Model-based testing (MBT) is a testing method where the run-time behavior of ’software under test’ is checked against predictions made by a model (in simulations). Model-based testing describes how a system behaves in response to an action (determined by a model). Supply action, and check if the system responds as expected. A model is an abstraction of the real-world function, in some cases, it can be considered as a digital twin of a system depending on the complexity of the model. MBT allows the software developers and testers to only focus on the models that need to be created around system requirements/specifications.

Hardware-In-the-Loop (HiL) testing helps you test your control system/algorithm on microcontroller units (MCUs) or Electronic Control Units (ECUs) that control the actual hardware (plant). This has become a part of the embedded software verification and validation process. ECU software is tested by running the controller with a real-time simulation of the entire system that is designed to be controlled, with actual signals exchanged between the ECU and the simulator. This technology is extensively used in the aerospace, automotive and rail transportation industries.

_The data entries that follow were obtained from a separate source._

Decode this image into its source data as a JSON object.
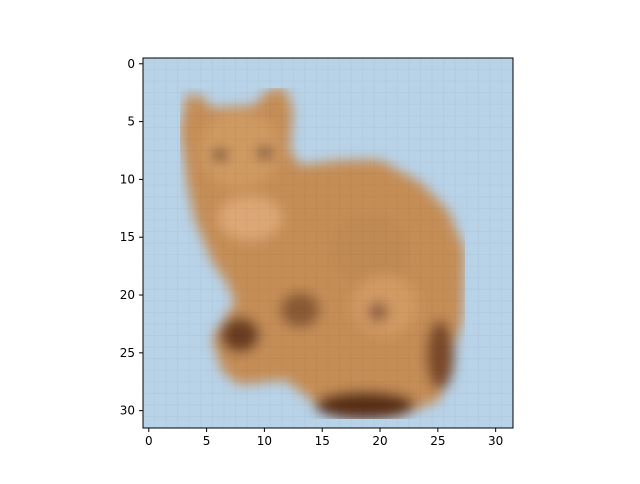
{
  "image": {
    "subject": "pixelated-cat",
    "grid_size": [
      32,
      32
    ],
    "interpolation": "nearest",
    "background_color": "#b8d2e8",
    "cat_colors": {
      "light": "#d6a46f",
      "mid": "#c08a55",
      "dark": "#8a5a35",
      "shadow": "#4a2a18"
    }
  },
  "axes": {
    "x_ticks": [
      "0",
      "5",
      "10",
      "15",
      "20",
      "25",
      "30"
    ],
    "y_ticks": [
      "0",
      "5",
      "10",
      "15",
      "20",
      "25",
      "30"
    ],
    "xlim": [
      -0.5,
      31.5
    ],
    "ylim": [
      31.5,
      -0.5
    ]
  }
}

The benefits of using HiL testing are manifold:

  • the ECU can be tested even before the actual hardware that it will control (for example, an engine, motor or transmission) is built or available.
  • the risk of damaging the plant is eliminated thus reducing cost and risk.
  • fault conditions can easily be created.
  • the ECU can be tested with the plant running in off-design conditions.

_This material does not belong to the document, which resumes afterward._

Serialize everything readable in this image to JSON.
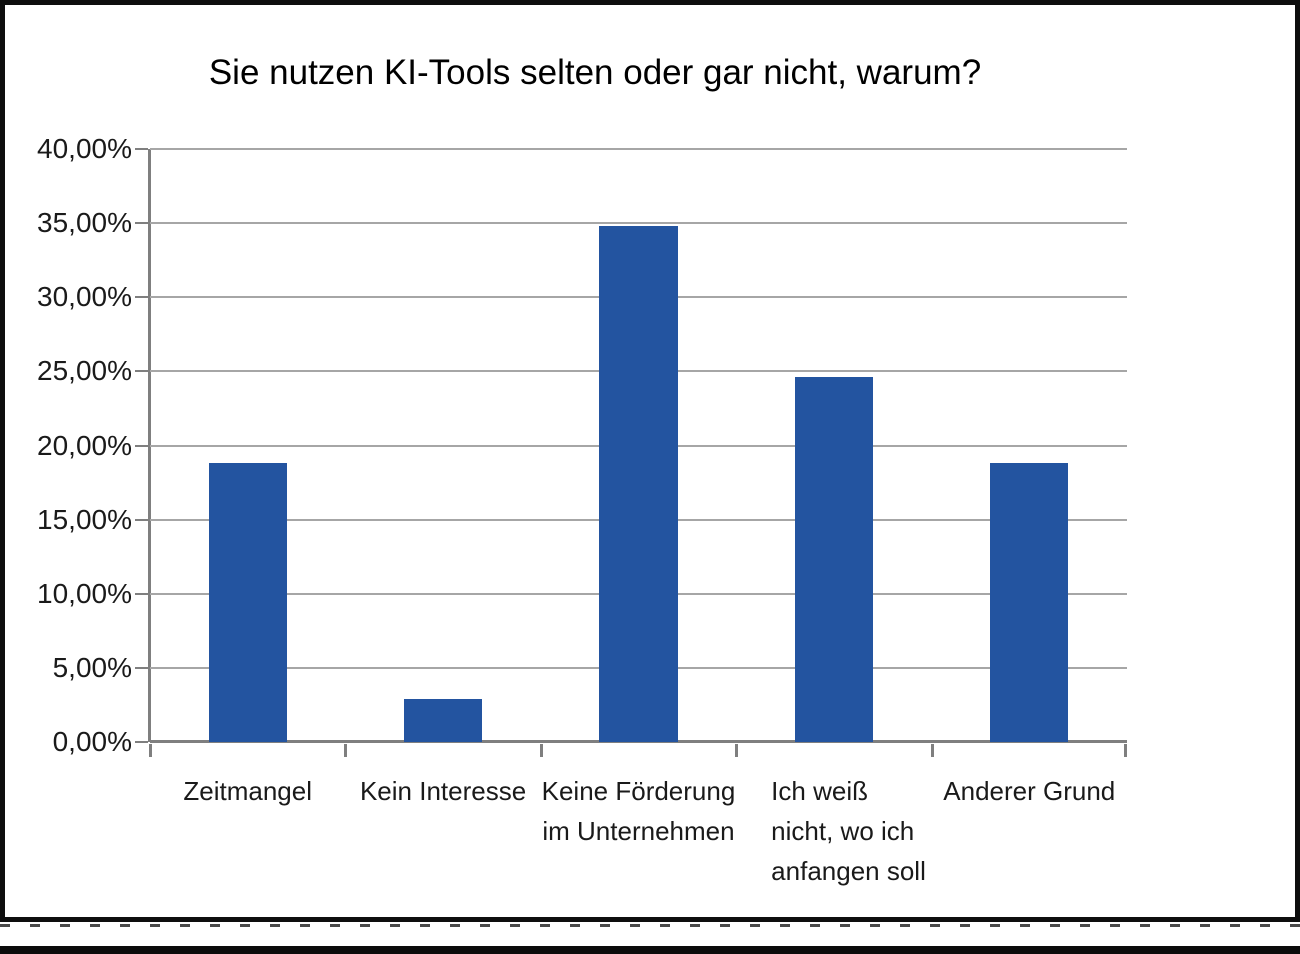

HiL testing has been very successfully used for testing mechanical systems which require system models to run at sample rates of around 1 KHz, significantly reducing ECU development and testing time. However, HIL systems for testing controllers for electric drives, which are being increasingly used in automobiles and aircraft, need to simulate much faster dynamics. Simulating these faster dynamics requires high-performance hardware, software and development of such models. For ensuring the accuracy of the test simulation of an electric drive, high-fidelity motor models are required. Basic models are only sufficient for testing control performance in nominal ranges but for comprehensive testing of safety-critical transportation applications, requires simulating complex nonlinear effects of the system.

Using MBD has been proven to reduce development time and cost for most of the projects. With the increase in MBD platforms, cross-platform compatibility has been increasing as well. MBD is used in multiple industries and fields like automation, electrical, UAVs, fluid dynamics, mechanical and much more.